Government playing with words


by Zacki Jabbar


While the government says that there are variations to the manner in which allegations of war crimes against the security forces and the LTTE could be investigated, the United Kingdom yesterday emphasized the importance of independent and impartial institutions to ensure credibility of the process.

Asked as to what the United Kingdoms’s (UK) position was in the light of recent statements by leading figures in the Sri Lankan government ruling out the establishment of a Hybrid Court and how it would set about implementing the October 2015 United Nations Human Rights Council(UNHRC) Resolution 30/1, titled "Promoting Reconciliation, Accountability and Human Rights in Sri Lanka", a spokesperson for the British High Commission in Colombo, told the "Sunday Island" that the UK remained committed to seeing Resolution 30/1 implemented in full through the establishment of a credible judicial mechanism.

"The UNHRC Resolution welcomed the proposal of the Government of Sri Lanka to establish a judicial mechanism to investigate allegations of abuses of human rights and violations of international humanitarian law. It affirmed the importance of independent and impartial institutions to the credibility of the mechanism and in this regard highlighted the importance of the participation of Commonwealth and other foreign judges, defence lawyers and authorized prosecutors and investigators", she said.

Asked if the U.K was satisfied with implementation of  Resolution 30/1, which the U.S , U.K ,Yugoslav , Macedonia and Montenegro sponsored, along with co-sponsors Sri Lanka and 25 other countries, the spokesperson observed that welcome improvements had been made to the human rights situation since January 2015 but  much remained to be done.

"The UK will continue to support and encourage the Sri Lankan government to fully deliver the commitments it made," she said.
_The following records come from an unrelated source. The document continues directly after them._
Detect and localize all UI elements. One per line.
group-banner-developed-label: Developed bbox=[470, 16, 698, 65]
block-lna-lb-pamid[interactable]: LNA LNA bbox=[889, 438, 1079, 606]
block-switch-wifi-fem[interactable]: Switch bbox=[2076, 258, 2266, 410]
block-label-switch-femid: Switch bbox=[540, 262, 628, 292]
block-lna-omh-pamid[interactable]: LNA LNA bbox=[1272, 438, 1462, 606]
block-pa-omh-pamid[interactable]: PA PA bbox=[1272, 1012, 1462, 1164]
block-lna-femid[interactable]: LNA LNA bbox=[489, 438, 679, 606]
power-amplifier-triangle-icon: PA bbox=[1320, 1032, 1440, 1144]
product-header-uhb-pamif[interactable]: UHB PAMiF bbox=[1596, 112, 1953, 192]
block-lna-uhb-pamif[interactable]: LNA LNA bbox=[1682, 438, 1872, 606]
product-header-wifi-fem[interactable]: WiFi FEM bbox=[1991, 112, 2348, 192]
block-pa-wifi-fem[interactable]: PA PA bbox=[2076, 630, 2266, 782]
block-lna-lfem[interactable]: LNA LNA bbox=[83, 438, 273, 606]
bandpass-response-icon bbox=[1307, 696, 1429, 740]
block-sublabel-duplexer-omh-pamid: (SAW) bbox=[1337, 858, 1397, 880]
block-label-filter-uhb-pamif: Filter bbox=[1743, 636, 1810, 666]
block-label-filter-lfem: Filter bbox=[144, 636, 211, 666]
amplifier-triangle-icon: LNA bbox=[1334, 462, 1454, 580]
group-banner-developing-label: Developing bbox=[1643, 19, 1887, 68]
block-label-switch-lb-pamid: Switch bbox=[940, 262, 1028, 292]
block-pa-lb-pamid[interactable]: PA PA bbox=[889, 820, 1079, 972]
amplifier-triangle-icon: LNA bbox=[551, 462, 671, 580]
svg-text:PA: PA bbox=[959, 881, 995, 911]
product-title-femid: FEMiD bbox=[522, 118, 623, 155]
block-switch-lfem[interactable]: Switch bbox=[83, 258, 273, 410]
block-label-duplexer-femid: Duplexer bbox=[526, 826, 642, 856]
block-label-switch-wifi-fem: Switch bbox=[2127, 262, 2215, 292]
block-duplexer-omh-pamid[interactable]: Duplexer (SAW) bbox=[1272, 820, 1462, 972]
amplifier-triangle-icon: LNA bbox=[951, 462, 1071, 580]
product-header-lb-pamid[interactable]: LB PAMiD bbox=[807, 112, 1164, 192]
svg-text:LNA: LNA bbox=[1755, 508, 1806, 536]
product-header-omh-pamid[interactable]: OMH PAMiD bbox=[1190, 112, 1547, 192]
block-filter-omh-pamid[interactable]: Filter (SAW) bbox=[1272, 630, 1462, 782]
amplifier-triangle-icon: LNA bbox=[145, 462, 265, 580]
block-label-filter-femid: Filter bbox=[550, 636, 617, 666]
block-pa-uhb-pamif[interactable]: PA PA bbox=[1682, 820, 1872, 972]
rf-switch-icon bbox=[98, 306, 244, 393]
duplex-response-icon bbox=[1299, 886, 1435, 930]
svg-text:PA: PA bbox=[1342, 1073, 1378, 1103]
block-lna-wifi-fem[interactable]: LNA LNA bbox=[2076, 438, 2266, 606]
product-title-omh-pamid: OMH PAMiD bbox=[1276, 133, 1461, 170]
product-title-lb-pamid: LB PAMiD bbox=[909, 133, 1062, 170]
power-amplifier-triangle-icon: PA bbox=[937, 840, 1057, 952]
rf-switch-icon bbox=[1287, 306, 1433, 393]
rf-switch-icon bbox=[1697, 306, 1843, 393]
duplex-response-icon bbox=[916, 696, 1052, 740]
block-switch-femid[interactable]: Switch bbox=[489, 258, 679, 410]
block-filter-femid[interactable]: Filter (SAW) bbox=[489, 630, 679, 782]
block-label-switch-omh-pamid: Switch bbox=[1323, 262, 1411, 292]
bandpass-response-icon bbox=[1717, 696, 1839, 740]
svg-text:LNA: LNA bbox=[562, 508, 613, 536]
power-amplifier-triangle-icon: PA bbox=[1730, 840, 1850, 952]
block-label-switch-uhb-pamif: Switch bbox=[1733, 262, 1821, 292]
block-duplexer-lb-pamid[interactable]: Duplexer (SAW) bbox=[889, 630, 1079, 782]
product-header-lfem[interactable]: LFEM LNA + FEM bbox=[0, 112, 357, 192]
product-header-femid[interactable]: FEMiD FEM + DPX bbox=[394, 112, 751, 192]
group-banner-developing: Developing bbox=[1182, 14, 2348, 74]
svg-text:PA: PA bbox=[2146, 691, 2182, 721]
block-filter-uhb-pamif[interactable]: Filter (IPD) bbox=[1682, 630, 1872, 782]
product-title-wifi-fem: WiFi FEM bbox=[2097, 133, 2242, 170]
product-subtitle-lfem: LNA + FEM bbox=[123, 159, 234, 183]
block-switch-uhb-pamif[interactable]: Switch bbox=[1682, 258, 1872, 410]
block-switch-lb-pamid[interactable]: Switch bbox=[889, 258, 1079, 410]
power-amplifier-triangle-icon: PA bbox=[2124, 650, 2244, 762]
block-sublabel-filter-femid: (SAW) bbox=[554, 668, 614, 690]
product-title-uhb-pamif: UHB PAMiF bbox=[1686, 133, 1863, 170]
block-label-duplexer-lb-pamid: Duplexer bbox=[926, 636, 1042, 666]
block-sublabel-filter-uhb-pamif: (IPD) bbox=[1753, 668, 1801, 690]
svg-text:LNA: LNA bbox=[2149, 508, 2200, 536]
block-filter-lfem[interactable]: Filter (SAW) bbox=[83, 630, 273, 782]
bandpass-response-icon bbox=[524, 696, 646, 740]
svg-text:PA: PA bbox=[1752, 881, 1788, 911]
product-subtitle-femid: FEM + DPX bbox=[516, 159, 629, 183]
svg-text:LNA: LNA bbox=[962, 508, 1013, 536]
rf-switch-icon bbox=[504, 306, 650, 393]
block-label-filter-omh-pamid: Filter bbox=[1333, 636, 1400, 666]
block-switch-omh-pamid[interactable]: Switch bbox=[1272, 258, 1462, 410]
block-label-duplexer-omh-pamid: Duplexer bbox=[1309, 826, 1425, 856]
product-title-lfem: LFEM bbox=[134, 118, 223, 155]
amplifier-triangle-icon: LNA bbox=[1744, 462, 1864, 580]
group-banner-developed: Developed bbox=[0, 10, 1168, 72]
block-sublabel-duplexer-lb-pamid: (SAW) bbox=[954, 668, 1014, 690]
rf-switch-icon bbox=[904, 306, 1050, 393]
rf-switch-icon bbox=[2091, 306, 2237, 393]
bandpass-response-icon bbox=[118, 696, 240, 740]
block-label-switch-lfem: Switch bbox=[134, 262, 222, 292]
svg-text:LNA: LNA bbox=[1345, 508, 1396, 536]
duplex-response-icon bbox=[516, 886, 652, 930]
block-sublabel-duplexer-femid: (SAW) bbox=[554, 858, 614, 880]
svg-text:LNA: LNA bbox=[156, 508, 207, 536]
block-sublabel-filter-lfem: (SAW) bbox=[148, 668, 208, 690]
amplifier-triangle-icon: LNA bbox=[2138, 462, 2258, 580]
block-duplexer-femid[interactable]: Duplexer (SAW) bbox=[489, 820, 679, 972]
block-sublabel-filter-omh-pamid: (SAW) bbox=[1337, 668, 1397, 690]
She recalled that in November 2015, the UK had committed £6.6 million over three years to support the Sirisena-Wickremesinghe administration’s ambitious reform agenda. That included work on police reform and training, defence engagement, supporting the UN’s work on reconciliation and peace building, inter-religious dialogue and mediation, capacity building on anti-bribery and the fight against corruption and de-mining in the northern province.

Emphasizing the need for equitable and just governance for all Lankans, the spokesperson noted that the UK and wider international community  were supporting the government’s efforts to implement its commitments on reconciliation, accountability, human rights and a political settlement to the national question.

Foreign Minister Mangala Samaraweera said in Colombo on Thursday that the UNHRC’s call for Commonwealth or other foreign judges to be included in a Hybrid Court was a recommendation and should not interpreted to mean insistence.

The UN High Commissioner for Human Rights, Zeid Ra’ad al Hussein himself had admitted that there could be variations on how Resolution 30/1 would be implemented, he said. The establishment of an Hybrid Court, Samaraweera observed would involve constitutional changes which will not be feasible in the current context.

He said that the government had requested the UNHRC for  two more years to implement its recommendations.